Keep Your Money Safe from Investment Failures
With Lehman Brothers, Fannie May, Freddie Mac, and other top companies being rescued or going belly-up, many of us may be rightfully concerned with the state of our investments. Does our investment firm have a solid footing? What does our bank look like financially? How can we find answers to these questions?
You’re Covered
If you have your savings socked away in an interest bearing savings or checking account in some bank — large or small — the money should be covered by the FDIC. The FDIC came about from the vast number of bank failures during the Great Depression. The Steagall Act of 1933 created the Federal Deposit Insurance Corporation so bank goers would return money to their accounts from under their mattresses.
Is this a Market Correction?
If you’re involved with stocks, then you’ve noticed the tanking of many sectors in the recent weeks. The risk is all but apparent in the drops the DOW has taken. You could lose everything if the wrong company files for bankruptcy, right? It pays to diversify. This may be the time to take a long hard look at your portfolio, so you can purge some of the bears and pull in some long term buys.

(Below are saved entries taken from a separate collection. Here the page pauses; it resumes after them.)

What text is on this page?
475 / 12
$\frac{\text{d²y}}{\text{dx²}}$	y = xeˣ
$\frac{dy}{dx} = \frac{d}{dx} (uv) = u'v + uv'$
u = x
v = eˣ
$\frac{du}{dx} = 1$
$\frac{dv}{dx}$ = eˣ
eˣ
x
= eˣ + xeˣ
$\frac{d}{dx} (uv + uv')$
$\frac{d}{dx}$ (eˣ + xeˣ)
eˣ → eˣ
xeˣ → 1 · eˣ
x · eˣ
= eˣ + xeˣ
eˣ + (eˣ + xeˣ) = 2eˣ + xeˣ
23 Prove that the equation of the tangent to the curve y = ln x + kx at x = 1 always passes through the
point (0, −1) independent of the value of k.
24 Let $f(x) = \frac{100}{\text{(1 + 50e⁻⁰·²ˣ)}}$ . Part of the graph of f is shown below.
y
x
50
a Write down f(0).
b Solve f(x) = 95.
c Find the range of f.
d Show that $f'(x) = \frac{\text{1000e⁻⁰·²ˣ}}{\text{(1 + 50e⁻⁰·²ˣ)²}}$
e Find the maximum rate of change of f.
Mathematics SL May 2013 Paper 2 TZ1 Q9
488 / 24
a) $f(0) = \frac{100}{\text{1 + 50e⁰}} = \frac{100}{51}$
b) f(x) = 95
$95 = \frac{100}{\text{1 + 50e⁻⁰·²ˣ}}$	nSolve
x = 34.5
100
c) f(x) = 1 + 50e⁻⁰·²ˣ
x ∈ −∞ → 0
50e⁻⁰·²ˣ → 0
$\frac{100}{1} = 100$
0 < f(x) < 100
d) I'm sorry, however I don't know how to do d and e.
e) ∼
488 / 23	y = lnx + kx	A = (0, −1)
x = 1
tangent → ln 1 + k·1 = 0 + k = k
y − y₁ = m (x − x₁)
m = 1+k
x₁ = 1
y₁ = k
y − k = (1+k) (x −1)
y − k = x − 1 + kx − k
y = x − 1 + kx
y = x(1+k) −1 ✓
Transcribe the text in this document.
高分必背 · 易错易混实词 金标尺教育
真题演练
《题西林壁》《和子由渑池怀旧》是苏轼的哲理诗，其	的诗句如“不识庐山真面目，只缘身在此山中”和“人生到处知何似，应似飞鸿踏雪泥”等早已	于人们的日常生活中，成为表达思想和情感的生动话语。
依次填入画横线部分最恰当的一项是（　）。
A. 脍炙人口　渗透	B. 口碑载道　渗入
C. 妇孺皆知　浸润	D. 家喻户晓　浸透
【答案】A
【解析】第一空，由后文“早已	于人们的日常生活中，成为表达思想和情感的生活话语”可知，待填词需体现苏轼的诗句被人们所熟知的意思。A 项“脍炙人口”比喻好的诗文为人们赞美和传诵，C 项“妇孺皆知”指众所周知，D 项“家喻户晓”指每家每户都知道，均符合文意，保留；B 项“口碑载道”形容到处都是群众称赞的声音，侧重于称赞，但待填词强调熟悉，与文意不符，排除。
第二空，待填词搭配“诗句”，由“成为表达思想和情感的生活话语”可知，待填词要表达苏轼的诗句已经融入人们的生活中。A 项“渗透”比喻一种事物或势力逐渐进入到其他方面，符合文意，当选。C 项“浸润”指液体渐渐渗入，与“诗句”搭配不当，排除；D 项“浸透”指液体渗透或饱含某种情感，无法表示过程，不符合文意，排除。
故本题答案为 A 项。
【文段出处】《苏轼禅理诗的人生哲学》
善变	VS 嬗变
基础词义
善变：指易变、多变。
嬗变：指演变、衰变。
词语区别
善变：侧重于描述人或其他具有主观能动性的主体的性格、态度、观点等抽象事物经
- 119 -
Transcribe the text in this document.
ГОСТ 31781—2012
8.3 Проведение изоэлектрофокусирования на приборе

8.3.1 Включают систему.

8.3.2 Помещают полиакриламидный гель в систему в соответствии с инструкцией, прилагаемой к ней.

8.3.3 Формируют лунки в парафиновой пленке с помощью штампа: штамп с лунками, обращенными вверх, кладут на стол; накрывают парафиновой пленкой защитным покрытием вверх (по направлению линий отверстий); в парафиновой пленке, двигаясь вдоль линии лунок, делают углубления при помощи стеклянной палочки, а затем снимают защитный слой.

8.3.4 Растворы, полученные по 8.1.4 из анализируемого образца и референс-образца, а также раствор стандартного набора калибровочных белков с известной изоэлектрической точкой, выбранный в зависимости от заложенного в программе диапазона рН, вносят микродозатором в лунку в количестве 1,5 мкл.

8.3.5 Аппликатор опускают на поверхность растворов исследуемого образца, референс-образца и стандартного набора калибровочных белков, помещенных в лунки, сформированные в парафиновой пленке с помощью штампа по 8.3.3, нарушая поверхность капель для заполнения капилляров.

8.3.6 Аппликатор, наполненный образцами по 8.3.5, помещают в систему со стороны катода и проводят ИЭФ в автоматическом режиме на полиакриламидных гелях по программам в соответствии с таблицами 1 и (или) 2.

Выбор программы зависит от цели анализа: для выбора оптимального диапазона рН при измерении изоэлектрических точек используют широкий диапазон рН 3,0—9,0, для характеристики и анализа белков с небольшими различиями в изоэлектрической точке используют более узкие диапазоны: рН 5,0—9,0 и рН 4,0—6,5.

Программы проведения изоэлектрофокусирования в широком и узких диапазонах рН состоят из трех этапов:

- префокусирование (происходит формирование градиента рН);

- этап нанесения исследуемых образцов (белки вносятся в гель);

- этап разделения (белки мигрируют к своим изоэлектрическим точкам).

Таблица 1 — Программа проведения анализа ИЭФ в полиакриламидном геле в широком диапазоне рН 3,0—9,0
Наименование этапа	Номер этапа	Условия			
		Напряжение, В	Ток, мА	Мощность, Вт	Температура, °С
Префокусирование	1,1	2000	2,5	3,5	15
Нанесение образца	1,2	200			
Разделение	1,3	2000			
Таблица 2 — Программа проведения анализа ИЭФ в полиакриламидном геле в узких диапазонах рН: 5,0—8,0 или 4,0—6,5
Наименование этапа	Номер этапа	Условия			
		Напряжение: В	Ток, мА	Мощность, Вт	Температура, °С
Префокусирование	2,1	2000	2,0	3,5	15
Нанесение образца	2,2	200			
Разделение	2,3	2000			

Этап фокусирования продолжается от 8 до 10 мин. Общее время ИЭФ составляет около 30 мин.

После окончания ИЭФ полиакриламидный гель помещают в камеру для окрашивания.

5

Can You Balance This Budget?
It may be an even better time to start the budget and stick to it. The economy can fluctuate as much as it wants if we have the security of a nest egg behind us. Imagine having enough money saved to pay for six months of expenses if anything should happen. It may save you a lot of time you would have spent worrying.
Overall our investments should be safe in banks and brokerage accounts. We may want to reassess our investments and move money to safe, long term buys at the moment. This market will turn around eventually. Just make sure your money doesn’t go with the change.